A little uphill was the big beech, the Ladies’ Tree, where the Oak-King had once been sacrificed at mid-summer. Its roots had taken in his blood and so its big limbs were somehow reprobate and cannibal and it too needed the Gospel read to it. It was made to listen on Laetare Sunday, which was a picnic day at the big tree.
Witches came to it on Thursdays, everyone said, and everyone thought Mauvrillette was the pucelle of the coven who met at the Ladies’ Tree. Hence (Madame Aubrit understood this) the popularity of Mauvrillette. When you slept with her you got the mad tang of hell in your nostrils, you smelt the hairy sweat of the horned god. For a second you were the horned hairy god. All in the price.

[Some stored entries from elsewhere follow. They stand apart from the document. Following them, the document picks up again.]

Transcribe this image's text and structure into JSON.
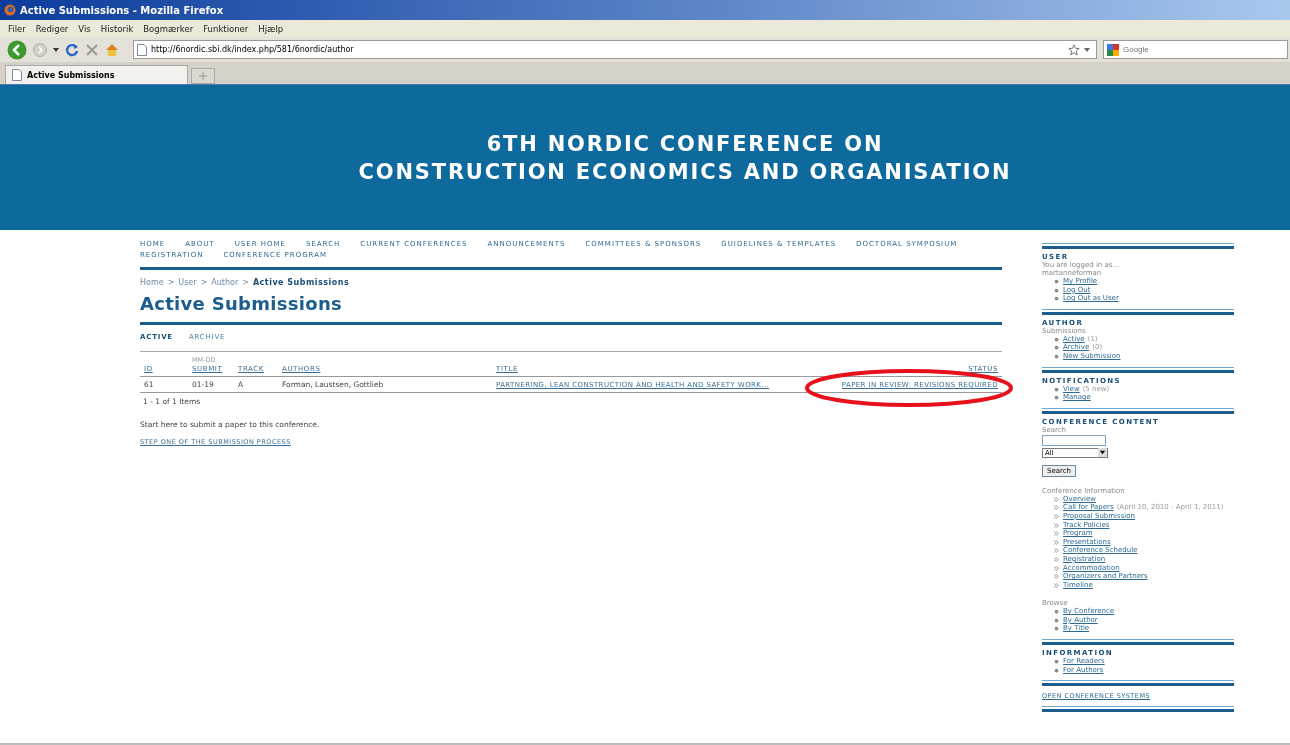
{
  "window": {
    "title": "Active Submissions - Mozilla Firefox"
  },
  "menu": [
    "Filer",
    "Rediger",
    "Vis",
    "Historik",
    "Bogmærker",
    "Funktioner",
    "Hjælp"
  ],
  "address": {
    "value": "http://6nordic.sbi.dk/index.php/581/6nordic/author"
  },
  "search": {
    "placeholder": "Google"
  },
  "tabs": [
    {
      "label": "Active Submissions",
      "selected": true
    }
  ],
  "banner": {
    "lines": [
      "6TH NORDIC CONFERENCE ON",
      "CONSTRUCTION ECONOMICS AND ORGANISATION"
    ]
  },
  "nav": [
    "HOME",
    "ABOUT",
    "USER HOME",
    "SEARCH",
    "CURRENT CONFERENCES",
    "ANNOUNCEMENTS",
    "COMMITTEES & SPONSORS",
    "GUIDELINES & TEMPLATES",
    "DOCTORAL SYMPOSIUM",
    "REGISTRATION",
    "CONFERENCE PROGRAM"
  ],
  "breadcrumb": {
    "links": [
      "Home",
      "User",
      "Author"
    ],
    "separator": ">",
    "current": "Active Submissions"
  },
  "heading": "Active Submissions",
  "subtabs": [
    {
      "label": "ACTIVE",
      "selected": true
    },
    {
      "label": "ARCHIVE",
      "selected": false
    }
  ],
  "table": {
    "columns": [
      {
        "label": "ID"
      },
      {
        "over": "MM-DD",
        "label": "SUBMIT"
      },
      {
        "label": "TRACK"
      },
      {
        "label": "AUTHORS"
      },
      {
        "label": "TITLE"
      },
      {
        "label": "STATUS"
      }
    ],
    "rows": [
      {
        "id": "61",
        "submit": "01-19",
        "track": "A",
        "authors": "Forman, Laustsen, Gottlieb",
        "title": "PARTNERING, LEAN CONSTRUCTION AND HEALTH AND SAFETY WORK...",
        "status": "PAPER IN REVIEW: REVISIONS REQUIRED",
        "circled": true
      }
    ]
  },
  "pager": "1 - 1 of 1 Items",
  "intro": "Start here to submit a paper to this conference.",
  "step_link": "STEP ONE OF THE SUBMISSION PROCESS",
  "sidebar": [
    {
      "title": "USER",
      "lines": [
        "You are logged in as...",
        "martanneforman"
      ],
      "lists": [
        {
          "kind": "bullet",
          "items": [
            {
              "label": "My Profile"
            },
            {
              "label": "Log Out"
            },
            {
              "label": "Log Out as User"
            }
          ]
        }
      ]
    },
    {
      "title": "AUTHOR",
      "lines": [
        "Submissions"
      ],
      "lists": [
        {
          "kind": "bullet",
          "items": [
            {
              "label": "Active",
              "note": "(1)"
            },
            {
              "label": "Archive",
              "note": "(0)"
            },
            {
              "label": "New Submission"
            }
          ]
        }
      ]
    },
    {
      "title": "NOTIFICATIONS",
      "lists": [
        {
          "kind": "bullet",
          "items": [
            {
              "label": "View",
              "note": "(5 new)"
            },
            {
              "label": "Manage"
            }
          ]
        }
      ]
    },
    {
      "title": "CONFERENCE CONTENT",
      "search": {
        "label": "Search",
        "select": "All",
        "button": "Search"
      },
      "lists": [
        {
          "caption": "Conference Information",
          "kind": "chevron",
          "items": [
            {
              "label": "Overview"
            },
            {
              "label": "Call for Papers",
              "note": "(April 10, 2010 - April 1, 2011)"
            },
            {
              "label": "Proposal Submission"
            },
            {
              "label": "Track Policies"
            },
            {
              "label": "Program"
            },
            {
              "label": "Presentations"
            },
            {
              "label": "Conference Schedule"
            },
            {
              "label": "Registration"
            },
            {
              "label": "Accommodation"
            },
            {
              "label": "Organizers and Partners"
            },
            {
              "label": "Timeline"
            }
          ]
        },
        {
          "caption": "Browse",
          "kind": "bullet",
          "items": [
            {
              "label": "By Conference"
            },
            {
              "label": "By Author"
            },
            {
              "label": "By Title"
            }
          ]
        }
      ]
    },
    {
      "title": "INFORMATION",
      "lists": [
        {
          "kind": "bullet",
          "items": [
            {
              "label": "For Readers"
            },
            {
              "label": "For Authors"
            }
          ]
        }
      ]
    },
    {
      "link": "OPEN CONFERENCE SYSTEMS"
    }
  ]
}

Madame Aubrit turned the horse from the track and crossed the Gooseberry Fountain. The ground levelled and the forest thinned. Then they came to two peasants minding horses, nearly a dozen horses altogether. The men said nothing. One of them took the reins of Madame Aubrit’s mare, the other helped her dismount and then turned to help Jehannette. Jehannette hadn’t expected courtesies and was already down on her feet.
When the lady walked off without a word, Jehannette knew to follow in silence.
The light went quickly and a fire flared amongst the trees. There were people kneeling about the fire and a spectacular man still stood by the heaped timber. He wore a scarlet cope and black monsters writhed on it. His hat was velvet and his gown gold and complicated with heraldic designs. They were nearly all dressed that way, the man, the many women who knelt about. But a boy of perhaps eighteen years wore a thin black cloak pulled tight. He seemed to have a bare chest and to be wearing drawers. Getting up he fetched yet another superb cope from somewhere beyond the firelight and came up to Madame Aubrit and put it around her.